There are hopes for a tentative recovery in the next quarter as tens of thousands of migrant workers who returned to their villages after losing jobs during the lockdown slowly return to cities as more workplaces open up. But the picture remains grim for many of the jobless. About 19 million salaried people have lost their jobs since the 68-day lockdown began in late March, according to the Centre for Monitoring Indian Economy, an independent think tank. Leading economic indicators suggest that parts of the economy have continued to improve sequentially. However, hopes and expectations of a quick bounce back to pre-COVID levels in the near term are likely to be dashed, with indications of some economic activities plateauing at below pre-COVID levels.
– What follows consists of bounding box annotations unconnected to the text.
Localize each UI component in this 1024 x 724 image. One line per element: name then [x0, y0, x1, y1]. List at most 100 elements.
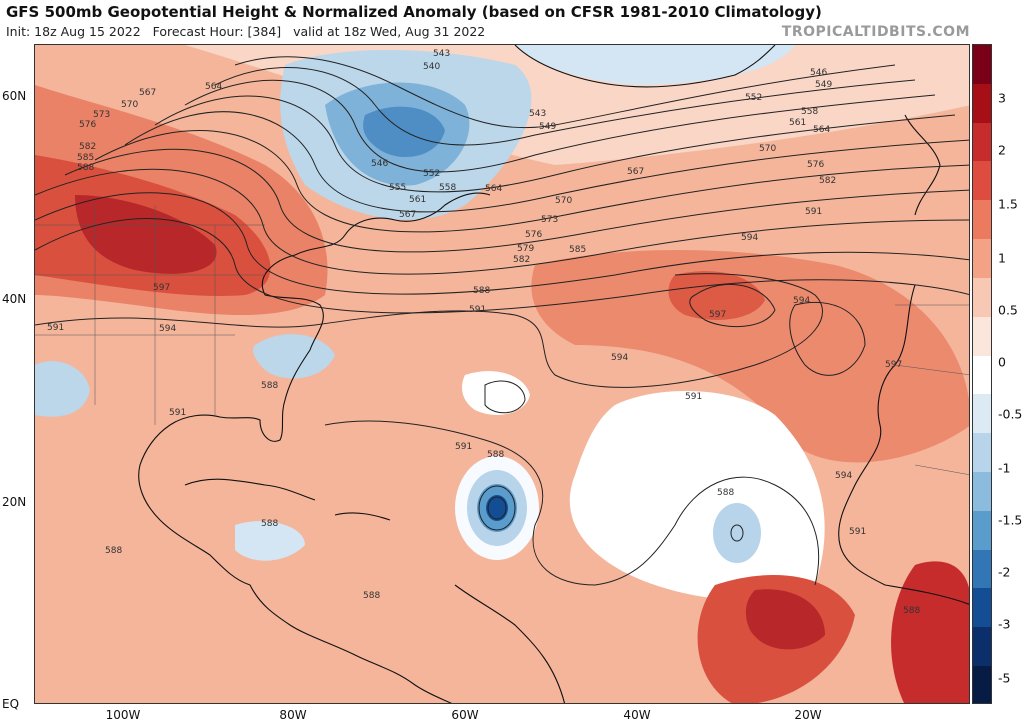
colorbar-tick: -2	[998, 564, 1011, 580]
label-576b: 576	[807, 160, 824, 170]
label-591d: 591	[47, 323, 64, 333]
label-594: 594	[741, 233, 758, 243]
lat-label-60n: 60N	[2, 89, 27, 103]
label-591: 591	[805, 207, 822, 217]
colorbar-tick: 3	[998, 90, 1006, 106]
label-591g: 591	[849, 527, 866, 537]
label-549b: 549	[539, 122, 556, 132]
label-588d: 588	[487, 450, 504, 460]
label-570c: 570	[555, 196, 572, 206]
lon-label-80w: 80W	[279, 708, 307, 722]
label-588: 588	[77, 163, 94, 173]
label-570: 570	[121, 100, 138, 110]
label-582b: 582	[819, 176, 836, 186]
anomaly-map: 564 567 570 573 576 582 585 588 543 540 …	[35, 45, 969, 703]
colorbar-segment	[973, 666, 991, 703]
chart-title: GFS 500mb Geopotential Height & Normaliz…	[6, 3, 822, 21]
label-585c: 585	[569, 245, 586, 255]
label-576c: 576	[525, 230, 542, 240]
anomaly-atlantic-hot	[668, 271, 765, 320]
anomaly-africa-hot	[891, 561, 969, 703]
label-588e: 588	[717, 488, 734, 498]
label-588h: 588	[363, 591, 380, 601]
colorbar-segment	[973, 277, 991, 317]
colorbar-segment	[973, 83, 991, 123]
colorbar-segment	[973, 122, 991, 162]
colorbar-tick: -1.5	[998, 512, 1023, 528]
label-573c: 573	[541, 215, 558, 225]
colorbar-tick: -0.5	[998, 406, 1023, 422]
anomaly-se-cold	[253, 334, 335, 379]
anomaly-neutral-center	[462, 371, 530, 415]
state-borders	[35, 205, 969, 475]
lon-label-100w: 100W	[105, 708, 141, 722]
label-546c: 546	[371, 159, 388, 169]
anomaly-east-cold	[713, 503, 761, 563]
label-597c: 597	[885, 360, 902, 370]
label-597a: 597	[153, 283, 170, 293]
label-588g: 588	[105, 546, 122, 556]
label-594d: 594	[611, 353, 628, 363]
label-540: 540	[423, 62, 440, 72]
label-564b: 564	[813, 125, 830, 135]
forecast-hour: Forecast Hour: [384]	[152, 24, 282, 39]
label-576: 576	[79, 120, 96, 130]
colorbar-tick: -3	[998, 616, 1011, 632]
anomaly-trough-core	[363, 106, 445, 158]
lon-label-40w: 40W	[623, 708, 651, 722]
valid-time: valid at 18z Wed, Aug 31 2022	[293, 24, 486, 39]
colorbar-tick: 2	[998, 142, 1006, 158]
colorbar-segment	[973, 316, 991, 356]
label-591e: 591	[169, 408, 186, 418]
label-567d: 567	[627, 167, 644, 177]
colorbar-tick: -5	[998, 670, 1011, 686]
label-594c: 594	[793, 296, 810, 306]
contour-labels: 564 567 570 573 576 582 585 588 543 540 …	[47, 49, 920, 616]
colorbar-segment	[973, 239, 991, 278]
brand-watermark: TROPICALTIDBITS.COM	[781, 24, 970, 40]
label-564c: 564	[485, 184, 502, 194]
label-564: 564	[205, 82, 222, 92]
label-588b: 588	[473, 286, 490, 296]
colorbar-segment	[973, 588, 991, 628]
label-558c: 558	[439, 183, 456, 193]
anomaly-greenland	[515, 45, 795, 85]
lon-label-60w: 60W	[451, 708, 479, 722]
label-591c: 591	[685, 392, 702, 402]
anomaly-west-cold	[35, 361, 90, 417]
colorbar-segment	[973, 355, 991, 395]
label-588i: 588	[903, 606, 920, 616]
colorbar-tick: -1	[998, 460, 1011, 476]
colorbar-tick: 0	[998, 354, 1006, 370]
label-579: 579	[517, 244, 534, 254]
run-info: Init: 18z Aug 15 2022 Forecast Hour: [38…	[6, 24, 485, 39]
label-555: 555	[389, 183, 406, 193]
label-585: 585	[77, 153, 94, 163]
colorbar-segment	[973, 433, 991, 472]
map-panel: 564 567 570 573 576 582 585 588 543 540 …	[34, 44, 970, 704]
label-567c: 567	[399, 210, 416, 220]
coastlines	[138, 45, 969, 703]
anomaly-north-core	[75, 195, 217, 274]
colorbar-segment	[973, 510, 991, 550]
lat-label-eq: EQ	[2, 697, 20, 711]
init-time: Init: 18z Aug 15 2022	[6, 24, 141, 39]
label-546: 546	[810, 68, 827, 78]
colorbar-segment	[973, 471, 991, 511]
label-597b: 597	[709, 310, 726, 320]
label-570b: 570	[759, 144, 776, 154]
colorbar-tick: 1.5	[998, 196, 1018, 212]
label-549: 549	[815, 80, 832, 90]
colorbar	[972, 44, 992, 704]
anomaly-tc-core	[486, 495, 508, 521]
colorbar-segment	[973, 394, 991, 434]
label-588f: 588	[261, 519, 278, 529]
lat-label-20n: 20N	[2, 495, 27, 509]
label-552c: 552	[423, 169, 440, 179]
label-573: 573	[93, 110, 110, 120]
colorbar-segment	[973, 549, 991, 589]
label-543b: 543	[529, 109, 546, 119]
label-591b: 591	[469, 305, 486, 315]
lon-label-20w: 20W	[794, 708, 822, 722]
lat-label-40n: 40N	[2, 292, 27, 306]
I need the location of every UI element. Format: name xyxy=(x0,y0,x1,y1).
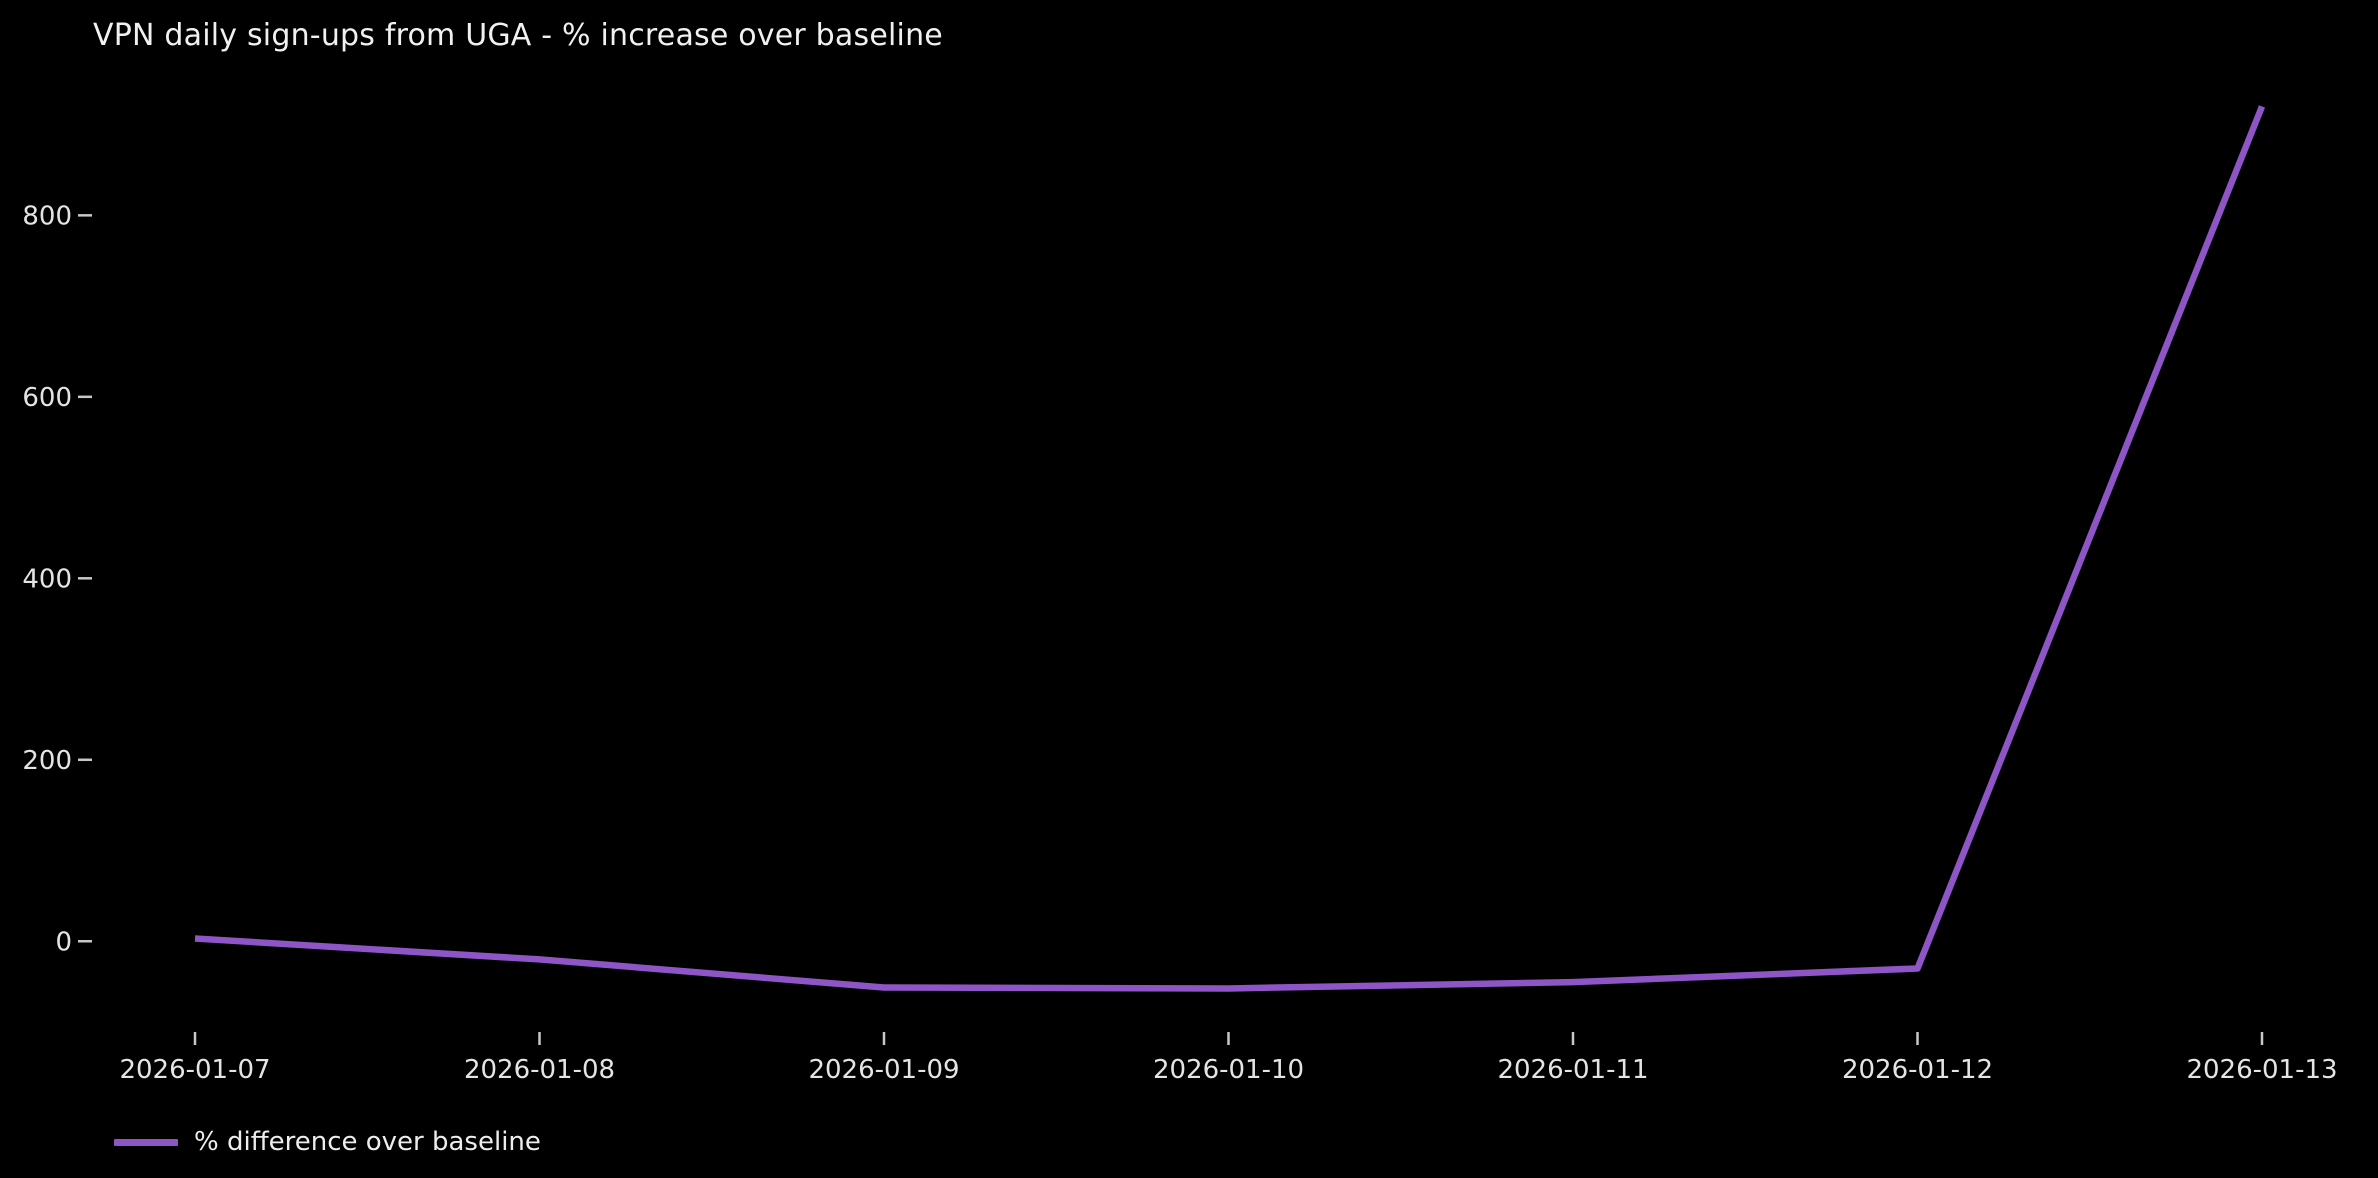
y-tick-label: 400 xyxy=(22,564,72,594)
chart-title: VPN daily sign-ups from UGA - % increase… xyxy=(93,18,943,53)
legend-label: % difference over baseline xyxy=(194,1127,541,1157)
x-tick-label: 2026-01-07 xyxy=(119,1055,270,1085)
y-tick-label: 200 xyxy=(22,746,72,776)
x-tick-label: 2026-01-11 xyxy=(1497,1055,1648,1085)
legend-line-swatch xyxy=(114,1138,178,1146)
legend: % difference over baseline xyxy=(114,1122,541,1162)
y-tick-label: 600 xyxy=(22,383,72,413)
x-tick-label: 2026-01-08 xyxy=(464,1055,615,1085)
y-tick-label: 0 xyxy=(55,927,72,957)
x-tick-label: 2026-01-12 xyxy=(1842,1055,1993,1085)
x-tick-label: 2026-01-13 xyxy=(2186,1055,2337,1085)
x-tick-label: 2026-01-09 xyxy=(808,1055,959,1085)
x-tick-label: 2026-01-10 xyxy=(1153,1055,1304,1085)
y-tick-label: 800 xyxy=(22,201,72,231)
series-line xyxy=(194,105,2266,992)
While the pace of contraction may well ease, the near term prospects don't appear to be promising.

With the number of COVID-19 cases are still rising, and localized lockdowns continuing, self-imposed curbs by individuals, coupled with risk-aversion by both households and businesses, suggest that normalization of activities to pre-COVID levels is unlikely in the near term. Although many coronavirus restrictions have been gradually lifted, the strain on the economy is expected to continue and would take a longer time than expected to return back to near normal.